Aptos Move Lint

The “Aptos Move Lint” tool runs on a Move package to find and warn about common issues in Move programs, helping improve your Move code.

You can run it with the aptos CLI command: aptos move lint.

If you find any issues, please submit bugs and feedback. Also, we are tracking ideas and prioritization requests for new lint rules here, we welcome your contributions.

Checks for patterns that look like overflow checks done in a C style:

// Overflow check
if (x > x + y) {
  abort 1;
};

// Underflow check
if (x < x - y) {
  abort 1;
};

This pattern in Move does not make sense, as it either aborts immediately or is always true/false.

Checks for expression patterns that look like a failed swap attempt and notifies the user.
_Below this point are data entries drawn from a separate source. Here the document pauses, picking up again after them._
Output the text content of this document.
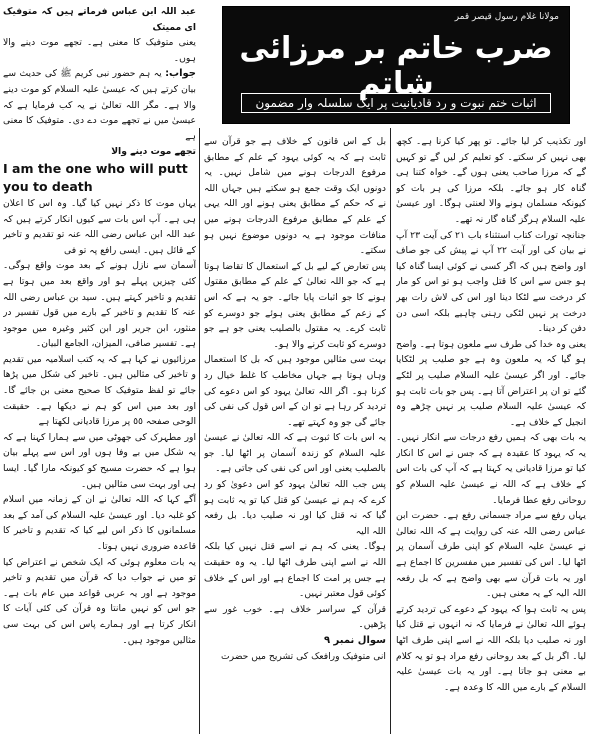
مولانا غلام رسول قیصر قمر
ضرب خاتم بر مرزائی شاتم
اثبات ختم نبوت و رد قادیانیت پر ایک سلسلہ وار مضمون

اور تکذیب کر لیا جائے۔ تو پھر کیا کرنا ہے۔ کچھ بھی نہیں کر سکتے۔ کو تعلیم کر لیں گے تو کہیں گے کہ مرزا صاحب یعنی ہوں گے۔ خواہ کتنا ہی گناہ کار ہو جائے۔ بلکہ مرزا کی ہر بات کو کیونکہ مسلمان ہونے والا لعنتی ہوگا۔ اور عیسیٰ علیہ السلام ہرگز گناہ گار نہ تھے۔

جنانچہ تورات کتاب استثناء باب ۲۱ کی آیت ۲۳ آپ نے بیان کی اور آیت ۲۲ آپ نے پیش کی جو صاف اور واضح ہیں کہ اگر کسی نے کوئی ایسا گناہ کیا ہو جس سے اس کا قتل واجب ہو تو اس کو مار کر درخت سے لٹکا دینا اور اس کی لاش رات بھر درخت پر نہیں لٹکی رہنی چاہیے بلکہ اسی دن دفن کر دینا۔

یعنی وہ خدا کی طرف سے ملعون ہوتا ہے۔ واضح ہو گیا کہ یہ ملعون وہ ہے جو صلیب پر لٹکایا جائے۔ اور اگر عیسیٰ علیہ السلام صلیب پر لٹکے گئے تو ان پر اعتراض آتا ہے۔ پس جو بات ثابت ہو کہ عیسیٰ علیہ السلام صلیب پر نہیں چڑھے وہ انجیل کے خلاف ہے۔

یہ بات بھی کہ ہمیں رفع درجات سے انکار نہیں۔ یہ کہ یہود کا عقیدہ ہے کہ جس نے اس کا انکار کیا تو مرزا قادیانی یہ کہتا ہے کہ آپ کی بات اس کے خلاف ہے کہ اللہ نے عیسیٰ علیہ السلام کو روحانی رفع عطا فرمایا۔

یہاں رفع سے مراد جسمانی رفع ہے۔ حضرت ابن عباس رضی اللہ عنہ کی روایت ہے کہ اللہ تعالیٰ نے عیسیٰ علیہ السلام کو اپنی طرف آسمان پر اٹھا لیا۔ اس کی تفسیر میں مفسرین کا اجماع ہے اور یہ بات قرآن سے بھی واضح ہے کہ بل رفعہ اللہ الیہ کے یہ معنی ہیں۔

پس یہ ثابت ہوا کہ یہود کے دعوے کی تردید کرتے ہوئے اللہ تعالیٰ نے فرمایا کہ نہ انہوں نے قتل کیا اور نہ صلیب دیا بلکہ اللہ نے اسے اپنی طرف اٹھا لیا۔ اگر بل کے بعد روحانی رفع مراد ہو تو یہ کلام بے معنی ہو جاتا ہے۔ اور یہ بات عیسیٰ علیہ السلام کے بارے میں اللہ کا وعدہ ہے۔

بل کے اس قانون کے خلاف ہے جو قرآن سے ثابت ہے کہ یہ کوئی یہود کے علم کے مطابق مرفوع الدرجات ہونے میں شامل نہیں۔ یہ دونوں ایک وقت جمع ہو سکتے ہیں جہاں اللہ نے کہ حکم کے مطابق یعنی ہونے اور اللہ یہی کے علم کے مطابق مرفوع الدرجات ہونے میں منافات موجود ہے یہ دونوں موضوع نہیں ہو سکتے۔

پس تعارض کے لیے بل کے استعمال کا تقاضا ہوتا ہے کہ جو اللہ تعالیٰ کے علم کے مطابق مقتول ہونے کا جو اثبات پایا جائے۔ جو یہ ہے کہ اس کے زعم کے مطابق یعنی ہوئے جو دوسرے کو ثابت کرے۔ یہ مقتول بالصلیب یعنی جو ہے جو دوسرے کو ثابت کرنے والا ہو۔

بہت سی مثالیں موجود ہیں کہ بل کا استعمال وہاں ہوتا ہے جہاں مخاطب کا غلط خیال رد کرنا ہو۔ اگر اللہ تعالیٰ یہود کو اس دعوے کی تردید کر رہا ہے تو ان کے اس قول کی نفی کی جائے گی جو وہ کہتے تھے۔

یہ اس بات کا ثبوت ہے کہ اللہ تعالیٰ نے عیسیٰ علیہ السلام کو زندہ آسمان پر اٹھا لیا۔ جو بالصلیب یعنی اور اس کی نفی کی جاتی ہے۔

پس جب اللہ تعالیٰ یہود کو اس دعویٰ کو رد کرے کہ ہم نے عیسیٰ کو قتل کیا تو یہ ثابت ہو گیا کہ نہ قتل کیا اور نہ صلیب دیا۔ بل رفعہ اللہ الیہ

ہوگا۔ یعنی کہ ہم نے اسے قتل نہیں کیا بلکہ اللہ نے اسے اپنی طرف اٹھا لیا۔ یہ وہ حقیقت ہے جس پر امت کا اجماع ہے اور اس کے خلاف کوئی قول معتبر نہیں۔

قرآن کے سراسر خلاف ہے۔ خوب غور سے پڑھیں۔

سوال نمبر ۹

انی متوفیک ورافعک کی تشریح میں حضرت

عبد اللہ ابن عباس فرماتے ہیں کہ متوفیک ای ممیتک

یعنی متوفیک کا معنی ہے۔ تجھے موت دینے والا ہوں۔

جواب: یہ ہم حضور نبی کریم ﷺ کی حدیث سے بیان کرتے ہیں کہ عیسیٰ علیہ السلام کو موت دینے والا ہے۔ مگر اللہ تعالیٰ نے یہ کب فرمایا ہے کہ عیسیٰ میں نے تجھے موت دے دی۔ متوفیک کا معنی ہے

تجھے موت دینے والا

I am the one who will putt you to death

یہاں موت کا ذکر نہیں کیا گیا۔ وہ اس کا اعلان ہی ہے۔ آپ اس بات سے کیوں انکار کرتے ہیں کہ عبد اللہ ابن عباس رضی اللہ عنہ تو تقدیم و تاخیر کے قائل ہیں۔ ایسی رافع پہ تو فی

آسمان سے نازل ہونے کے بعد موت واقع ہوگی۔ کئی چیزیں پہلے ہو اور واقع بعد میں ہوتا ہے تقدیم و تاخیر کہتے ہیں۔ سید بن عباس رضی اللہ عنہ کا تقدیم و تاخیر کے بارے میں قول تفسیر در منثور، ابن جریر اور ابن کثیر وغیرہ میں موجود ہے۔ تفسیر صافی، المیزان، الجامع البیان۔

مرزائیوں نے کہا ہے کہ یہ کتب اسلامیہ میں تقدیم و تاخیر کی مثالیں ہیں۔ تاخیر کی شکل میں پڑھا جائے تو لفظ متوفیک کا صحیح معنی بن جائے گا۔ اور بعد میں اس کو ہم نے دیکھا ہے۔ حقیقت الوحی صفحہ ٥٥ پر مرزا قادیانی لکھتا ہے

اور مطہرک کی جھوٹی میں سے ہمارا کہنا ہے کہ یہ شکل میں بے وفا ہوں اور اس سے پہلے بیان ہوا ہے کہ حضرت مسیح کو کیونکہ مارا گیا۔ ایسا ہی اور بہت سی مثالیں ہیں۔

آگے کہا کہ اللہ تعالیٰ نے ان کے زمانہ میں اسلام کو غلبہ دیا۔ اور عیسیٰ علیہ السلام کی آمد کے بعد مسلمانوں کا ذکر اس لیے کیا کہ تقدیم و تاخیر کا قاعدہ ضروری نہیں ہوتا۔

یہ بات معلوم ہوئی کہ ایک شخص نے اعتراض کیا تو میں نے جواب دیا کہ قرآن میں تقدیم و تاخیر موجود ہے اور یہ عربی قواعد میں عام بات ہے۔ جو اس کو نہیں مانتا وہ قرآن کی کئی آیات کا انکار کرتا ہے اور ہمارے پاس اس کی بہت سی مثالیں موجود ہیں۔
These patterns are likely erroneous code. This currently only detects simple access patterns such as assignments to a variable or a field of a struct. Examples include:

• a = b; b = a; which can be correctly swapped with (a, b) = (b, a);
• a.x = b.x; b.x = a.x; which can be correctly swapped with (a.x, b.x) = (b.x, a.x);

Checks for trivial assertions, i.e. assert!(false) and assert!(true). The latter is equivalent to a no-op, so can be removed entirely, while the former can be replaced by an abort.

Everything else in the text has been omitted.